Aber diese emotionaleren Teile der Handlung wollen einfach nicht mit dem eiskalten Verschwörungsplot und den brutalen Actionszenen zusammenpassen. Denn sie bremsen die Story immer wieder aus und geben dem Zuschauer das Gefühl, dass die 13 Episoden eindeutig zuviel waren. Mit der Kürzung einiger wenig spannender Nebenplots, wie der Geschichte um den Kriegsheimkehrer Lewis, der nur jede zweite Folge überhaupt vorkommt, hätte The Punisher die nötige Straffung bekommen, um wirklich zu fesseln. So fehlt oft der bei Netflix sonst so typische Gedanke, noch eine Folge anzusehen, bevor man aufhört. The Punisher entfaltet diese Sogwirkung zu selten.

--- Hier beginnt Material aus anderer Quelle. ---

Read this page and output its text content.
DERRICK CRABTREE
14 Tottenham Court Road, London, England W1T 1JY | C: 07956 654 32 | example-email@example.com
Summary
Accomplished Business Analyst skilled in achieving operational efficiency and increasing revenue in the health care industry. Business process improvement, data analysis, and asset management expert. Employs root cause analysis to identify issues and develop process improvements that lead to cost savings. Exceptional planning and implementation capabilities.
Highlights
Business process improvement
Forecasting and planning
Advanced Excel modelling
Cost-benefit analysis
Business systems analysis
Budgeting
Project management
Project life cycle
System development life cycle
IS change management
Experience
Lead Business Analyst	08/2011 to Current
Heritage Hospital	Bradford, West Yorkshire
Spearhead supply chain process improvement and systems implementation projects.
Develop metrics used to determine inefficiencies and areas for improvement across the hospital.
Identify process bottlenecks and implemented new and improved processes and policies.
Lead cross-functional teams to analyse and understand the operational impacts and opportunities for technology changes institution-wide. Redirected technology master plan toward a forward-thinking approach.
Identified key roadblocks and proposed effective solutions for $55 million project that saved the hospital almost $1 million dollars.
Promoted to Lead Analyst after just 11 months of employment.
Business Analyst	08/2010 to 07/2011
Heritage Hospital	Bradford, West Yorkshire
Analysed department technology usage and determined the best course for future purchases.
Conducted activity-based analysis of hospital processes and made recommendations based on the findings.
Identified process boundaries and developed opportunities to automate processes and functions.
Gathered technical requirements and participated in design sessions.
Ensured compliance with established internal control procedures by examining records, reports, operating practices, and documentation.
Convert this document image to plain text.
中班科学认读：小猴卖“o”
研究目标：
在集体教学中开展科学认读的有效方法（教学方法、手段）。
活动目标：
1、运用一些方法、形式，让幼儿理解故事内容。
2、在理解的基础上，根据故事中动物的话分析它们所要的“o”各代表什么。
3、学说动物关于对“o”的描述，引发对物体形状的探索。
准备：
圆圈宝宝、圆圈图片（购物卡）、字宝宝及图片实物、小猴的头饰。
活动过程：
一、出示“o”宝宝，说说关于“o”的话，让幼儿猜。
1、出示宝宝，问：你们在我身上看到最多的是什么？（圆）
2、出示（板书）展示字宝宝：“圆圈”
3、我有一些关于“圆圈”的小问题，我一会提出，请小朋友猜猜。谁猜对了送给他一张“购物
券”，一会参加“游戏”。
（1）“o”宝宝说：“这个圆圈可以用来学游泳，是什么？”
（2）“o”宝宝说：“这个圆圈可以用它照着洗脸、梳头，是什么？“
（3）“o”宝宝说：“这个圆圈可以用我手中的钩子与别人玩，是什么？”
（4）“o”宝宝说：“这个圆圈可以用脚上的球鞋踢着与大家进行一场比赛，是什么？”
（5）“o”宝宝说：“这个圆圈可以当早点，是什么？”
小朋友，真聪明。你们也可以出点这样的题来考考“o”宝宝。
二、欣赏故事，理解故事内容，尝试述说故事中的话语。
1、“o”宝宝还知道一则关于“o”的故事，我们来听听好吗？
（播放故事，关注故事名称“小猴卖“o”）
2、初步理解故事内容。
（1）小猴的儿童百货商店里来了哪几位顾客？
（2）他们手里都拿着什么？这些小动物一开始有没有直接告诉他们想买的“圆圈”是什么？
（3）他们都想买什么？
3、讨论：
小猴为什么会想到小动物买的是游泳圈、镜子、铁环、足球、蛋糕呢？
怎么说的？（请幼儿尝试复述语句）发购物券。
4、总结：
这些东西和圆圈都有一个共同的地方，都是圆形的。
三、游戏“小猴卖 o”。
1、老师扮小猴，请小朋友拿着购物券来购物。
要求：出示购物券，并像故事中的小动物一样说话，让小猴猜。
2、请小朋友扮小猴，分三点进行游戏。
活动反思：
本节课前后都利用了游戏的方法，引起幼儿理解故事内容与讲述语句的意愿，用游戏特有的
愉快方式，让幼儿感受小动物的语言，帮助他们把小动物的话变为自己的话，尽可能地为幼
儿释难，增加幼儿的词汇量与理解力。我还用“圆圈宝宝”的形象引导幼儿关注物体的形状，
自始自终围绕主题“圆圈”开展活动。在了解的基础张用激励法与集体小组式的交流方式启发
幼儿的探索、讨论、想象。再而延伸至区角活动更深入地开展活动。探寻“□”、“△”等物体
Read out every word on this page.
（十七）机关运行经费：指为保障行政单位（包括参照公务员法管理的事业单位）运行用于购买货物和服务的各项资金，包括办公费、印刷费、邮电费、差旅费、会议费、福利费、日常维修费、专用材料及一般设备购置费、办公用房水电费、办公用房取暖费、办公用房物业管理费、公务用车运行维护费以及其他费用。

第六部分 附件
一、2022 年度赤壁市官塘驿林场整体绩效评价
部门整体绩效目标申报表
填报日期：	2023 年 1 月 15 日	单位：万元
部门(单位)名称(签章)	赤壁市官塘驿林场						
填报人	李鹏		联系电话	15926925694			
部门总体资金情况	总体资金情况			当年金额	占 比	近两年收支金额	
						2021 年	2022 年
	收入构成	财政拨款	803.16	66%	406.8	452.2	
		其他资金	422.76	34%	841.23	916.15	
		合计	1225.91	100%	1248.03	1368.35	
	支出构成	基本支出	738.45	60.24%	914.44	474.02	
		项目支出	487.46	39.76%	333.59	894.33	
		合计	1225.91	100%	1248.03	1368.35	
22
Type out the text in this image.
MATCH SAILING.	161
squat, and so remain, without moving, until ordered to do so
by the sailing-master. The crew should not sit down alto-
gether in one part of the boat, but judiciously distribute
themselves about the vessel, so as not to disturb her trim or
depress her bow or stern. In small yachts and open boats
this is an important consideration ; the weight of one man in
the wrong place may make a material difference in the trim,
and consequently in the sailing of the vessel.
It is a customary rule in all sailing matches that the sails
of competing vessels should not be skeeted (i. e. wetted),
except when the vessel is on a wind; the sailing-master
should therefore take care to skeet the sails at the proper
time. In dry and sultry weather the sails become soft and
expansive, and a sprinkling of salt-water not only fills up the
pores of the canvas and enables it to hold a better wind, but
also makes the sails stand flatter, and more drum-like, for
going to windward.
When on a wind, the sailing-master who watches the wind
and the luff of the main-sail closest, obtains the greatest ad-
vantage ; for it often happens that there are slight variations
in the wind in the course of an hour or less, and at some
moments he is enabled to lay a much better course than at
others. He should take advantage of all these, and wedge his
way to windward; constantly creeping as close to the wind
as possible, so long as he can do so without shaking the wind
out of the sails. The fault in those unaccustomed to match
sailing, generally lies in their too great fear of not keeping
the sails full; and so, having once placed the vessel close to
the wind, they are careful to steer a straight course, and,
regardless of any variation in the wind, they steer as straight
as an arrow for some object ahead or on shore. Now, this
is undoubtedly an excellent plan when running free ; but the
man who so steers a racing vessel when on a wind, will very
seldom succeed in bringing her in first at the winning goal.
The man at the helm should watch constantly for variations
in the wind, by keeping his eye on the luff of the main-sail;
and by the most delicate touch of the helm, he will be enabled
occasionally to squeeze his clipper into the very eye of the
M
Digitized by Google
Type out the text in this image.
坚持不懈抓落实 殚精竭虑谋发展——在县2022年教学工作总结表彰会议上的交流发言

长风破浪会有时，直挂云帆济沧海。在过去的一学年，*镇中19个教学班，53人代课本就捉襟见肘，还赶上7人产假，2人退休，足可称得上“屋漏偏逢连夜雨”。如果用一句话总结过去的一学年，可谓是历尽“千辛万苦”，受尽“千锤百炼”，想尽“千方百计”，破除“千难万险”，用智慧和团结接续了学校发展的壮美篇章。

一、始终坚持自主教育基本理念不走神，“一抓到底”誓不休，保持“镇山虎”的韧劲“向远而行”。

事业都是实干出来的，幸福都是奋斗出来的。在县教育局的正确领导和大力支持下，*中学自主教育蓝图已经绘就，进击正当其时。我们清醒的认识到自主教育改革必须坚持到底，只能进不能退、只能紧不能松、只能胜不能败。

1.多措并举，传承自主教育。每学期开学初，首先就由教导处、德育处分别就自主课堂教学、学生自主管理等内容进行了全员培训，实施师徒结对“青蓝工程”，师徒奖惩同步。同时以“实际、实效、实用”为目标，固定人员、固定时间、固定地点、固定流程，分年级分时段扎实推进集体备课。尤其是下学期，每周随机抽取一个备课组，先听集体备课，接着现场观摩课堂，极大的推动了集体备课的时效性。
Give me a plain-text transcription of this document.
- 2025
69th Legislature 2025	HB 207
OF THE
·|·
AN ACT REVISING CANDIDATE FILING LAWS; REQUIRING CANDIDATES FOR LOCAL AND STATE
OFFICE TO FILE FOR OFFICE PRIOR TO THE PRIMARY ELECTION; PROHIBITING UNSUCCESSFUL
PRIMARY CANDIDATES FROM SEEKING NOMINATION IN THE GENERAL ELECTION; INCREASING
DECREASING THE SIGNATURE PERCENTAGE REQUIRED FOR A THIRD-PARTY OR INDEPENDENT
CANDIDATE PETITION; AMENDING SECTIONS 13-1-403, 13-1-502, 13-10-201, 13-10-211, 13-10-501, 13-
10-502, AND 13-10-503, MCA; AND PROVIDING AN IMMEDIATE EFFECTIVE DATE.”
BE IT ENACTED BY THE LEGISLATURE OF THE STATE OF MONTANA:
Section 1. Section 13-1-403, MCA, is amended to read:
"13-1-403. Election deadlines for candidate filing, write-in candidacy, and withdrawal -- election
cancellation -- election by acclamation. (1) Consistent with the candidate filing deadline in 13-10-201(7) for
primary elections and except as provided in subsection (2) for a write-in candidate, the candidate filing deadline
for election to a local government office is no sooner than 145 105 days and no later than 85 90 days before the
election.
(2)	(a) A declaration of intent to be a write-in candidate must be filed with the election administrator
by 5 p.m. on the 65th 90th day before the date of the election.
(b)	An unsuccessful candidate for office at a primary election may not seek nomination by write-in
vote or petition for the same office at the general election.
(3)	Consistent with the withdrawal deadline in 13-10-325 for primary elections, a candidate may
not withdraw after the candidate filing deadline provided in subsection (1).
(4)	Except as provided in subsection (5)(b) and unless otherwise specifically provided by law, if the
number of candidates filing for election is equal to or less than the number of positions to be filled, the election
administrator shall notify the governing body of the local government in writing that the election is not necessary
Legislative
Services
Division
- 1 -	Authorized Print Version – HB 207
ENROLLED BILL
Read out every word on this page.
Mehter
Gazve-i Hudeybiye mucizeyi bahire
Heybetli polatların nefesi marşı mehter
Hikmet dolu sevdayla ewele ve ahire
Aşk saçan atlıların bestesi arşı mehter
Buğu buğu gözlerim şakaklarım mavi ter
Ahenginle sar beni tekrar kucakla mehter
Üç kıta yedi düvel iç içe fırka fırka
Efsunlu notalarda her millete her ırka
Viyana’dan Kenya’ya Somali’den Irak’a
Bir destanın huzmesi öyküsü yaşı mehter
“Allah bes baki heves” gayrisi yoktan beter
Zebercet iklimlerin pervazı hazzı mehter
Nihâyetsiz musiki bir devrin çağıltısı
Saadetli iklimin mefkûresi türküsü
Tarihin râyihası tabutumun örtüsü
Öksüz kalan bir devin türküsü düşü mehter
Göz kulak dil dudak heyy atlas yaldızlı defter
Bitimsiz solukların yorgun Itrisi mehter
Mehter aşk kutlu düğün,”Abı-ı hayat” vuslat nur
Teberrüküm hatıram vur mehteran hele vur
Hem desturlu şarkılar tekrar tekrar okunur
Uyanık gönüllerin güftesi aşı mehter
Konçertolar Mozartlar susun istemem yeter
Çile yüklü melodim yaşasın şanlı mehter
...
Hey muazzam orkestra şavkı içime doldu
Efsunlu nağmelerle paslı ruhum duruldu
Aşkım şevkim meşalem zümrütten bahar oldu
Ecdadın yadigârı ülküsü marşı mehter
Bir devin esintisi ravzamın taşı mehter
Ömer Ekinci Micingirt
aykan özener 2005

Denn erst gegen Ende der Staffel kommt wieder der Punisher zum Vorschein, den das Publikum eigentlich von Beginn an erwartet hat. Und dann stimmen auch Action und Tempo wieder. Bis dahin muss sich der Zuschauer aber durch manchen Handlungsstrang kämpfen, der entweder langweilt oder in seiner Emotionalität nicht so recht zum Rest passt. Dazu ist die Haupthandlung auch erschreckend vorhersehbar. Spätestens nach Folge sechs dürften die meisten Zuschauer wissen, worauf die Sache hinausläuft – und müssen weitere sechs Episoden warten, bis es auch endlich passiert. Was bei „The Defenders“ mit acht Folgen etwas zu kurz geraten ist, hat bei The Punisher zuviel Platz bekommen. Vermutlich wären beide Serien mit zehn Episoden besser gewesen.
Fazit:
The Punisher ist keine schlechte Marvel-Serie. Es gibt etliche starke Momente, emotional ebenso wie in Sachen Action. Der Blutfaktor ist hoch, die Kämpfe sind brachial. Dennoch verzettelt sich Showrunner Steve Lightfoot zu oft in seinen zahlreichen Nebenhandlungen und bremst so manche Episode stark herunter. In mehr als einer Folge tritt die Haupthandlung gar auf der Stelle. Und den Punisher, den die Fans bei Daredevil so liebten, bekommen sie nach kurzem Auftakt erst spät in der Serie wieder zu Gesicht. Da ist also noch Luft nach oben, möglicherweise wird das in einer zweiten Staffel besser.